WASHINGTON D.C. – U.S. Senators Mark Pryor and John Boozman, along with Congressman Rick Crawford (AR-1) today announced that the Army has clarified its criteria on its ROTC program review and elimination process, and will now take into account investments schools have made in their programs. Last year, the members fought back against the decision to close A-State’s program, and urged the Army to consider the school’s investments in future program decisions. A-State is the only university in the U.S. with an entire dormitory dedicated exclusively to its ROTC program.
“This isn’t the end of the road for A-State, but it’s a positive development as we fight to keep its ROTC program strong,” Pryor said. “A-State has made smart investments in its program that I’m confident will pay off as the Army conducts its review. This is a team effort, and I look forward to supporting A-State as we continue to move through this process.”
This essentially marks a reset for the Army’s process of evaluating ROTC programs, how they fit into the Army’s goals as well as their ability to achieve the mission that the Army has given them,” Boozman said. “A-State now has the opportunity to show the Army what Arkansans already know – that A-State has a quality program that commissions great Army officers.
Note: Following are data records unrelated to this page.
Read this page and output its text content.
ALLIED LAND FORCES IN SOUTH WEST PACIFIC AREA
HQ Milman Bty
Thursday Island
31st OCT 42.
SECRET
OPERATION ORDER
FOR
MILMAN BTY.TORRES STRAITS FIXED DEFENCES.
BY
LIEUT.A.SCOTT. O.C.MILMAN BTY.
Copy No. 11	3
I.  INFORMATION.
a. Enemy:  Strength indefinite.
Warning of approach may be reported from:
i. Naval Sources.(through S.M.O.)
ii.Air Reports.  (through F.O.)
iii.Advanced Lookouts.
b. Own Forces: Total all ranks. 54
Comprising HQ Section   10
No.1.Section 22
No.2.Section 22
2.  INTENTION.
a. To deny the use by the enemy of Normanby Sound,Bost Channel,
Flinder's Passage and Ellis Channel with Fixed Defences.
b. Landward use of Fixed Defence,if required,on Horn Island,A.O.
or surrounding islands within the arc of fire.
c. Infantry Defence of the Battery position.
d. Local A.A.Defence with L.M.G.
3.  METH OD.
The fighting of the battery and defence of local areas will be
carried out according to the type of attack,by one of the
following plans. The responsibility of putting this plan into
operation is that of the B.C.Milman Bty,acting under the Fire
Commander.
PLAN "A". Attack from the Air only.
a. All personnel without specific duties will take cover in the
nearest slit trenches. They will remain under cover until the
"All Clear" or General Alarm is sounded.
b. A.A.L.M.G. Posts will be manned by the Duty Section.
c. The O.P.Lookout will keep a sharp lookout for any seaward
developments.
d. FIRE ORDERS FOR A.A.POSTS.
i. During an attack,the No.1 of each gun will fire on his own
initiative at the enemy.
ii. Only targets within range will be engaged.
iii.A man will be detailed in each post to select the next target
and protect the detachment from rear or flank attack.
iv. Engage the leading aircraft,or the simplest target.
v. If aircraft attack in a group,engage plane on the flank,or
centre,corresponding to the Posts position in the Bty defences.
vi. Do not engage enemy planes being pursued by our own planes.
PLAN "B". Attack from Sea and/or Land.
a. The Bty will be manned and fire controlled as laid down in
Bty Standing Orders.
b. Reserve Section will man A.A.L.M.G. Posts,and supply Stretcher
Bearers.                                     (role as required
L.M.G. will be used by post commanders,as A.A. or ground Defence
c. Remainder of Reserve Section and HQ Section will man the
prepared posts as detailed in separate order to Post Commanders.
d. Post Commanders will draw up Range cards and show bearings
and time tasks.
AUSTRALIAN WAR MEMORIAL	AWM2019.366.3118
A-State, the community, and the entire Arkansas delegation will make sure that the Army hears that message loud and clear.”
“I appreciate the detailed information that the Army has provided me as well as to officials at A-State in regards to the criteria they will be utilizing for our ROTC program. I will continue to work with A-State and the U.S. Army Cadet Command during this evaluation period to ensure the process remains transparent and that officials at A-State, including the cadets, have the support and guidance they need. I believe the A-State ROTC program will, as they have in the past, continue to meet and exceed the expectations set forth by the Army,” said Crawford.
Under the new criteria, ROTC programs will also be evaluated on production, quality, academic representation, geographic representation, and cost. The programs that do not meet this criterion will be placed on probationary status for one to two years, and will be given an opportunity by the Army to make the needed improvements. The Army will not move forward with program closures until 2017.
A-State received this document from the Army today.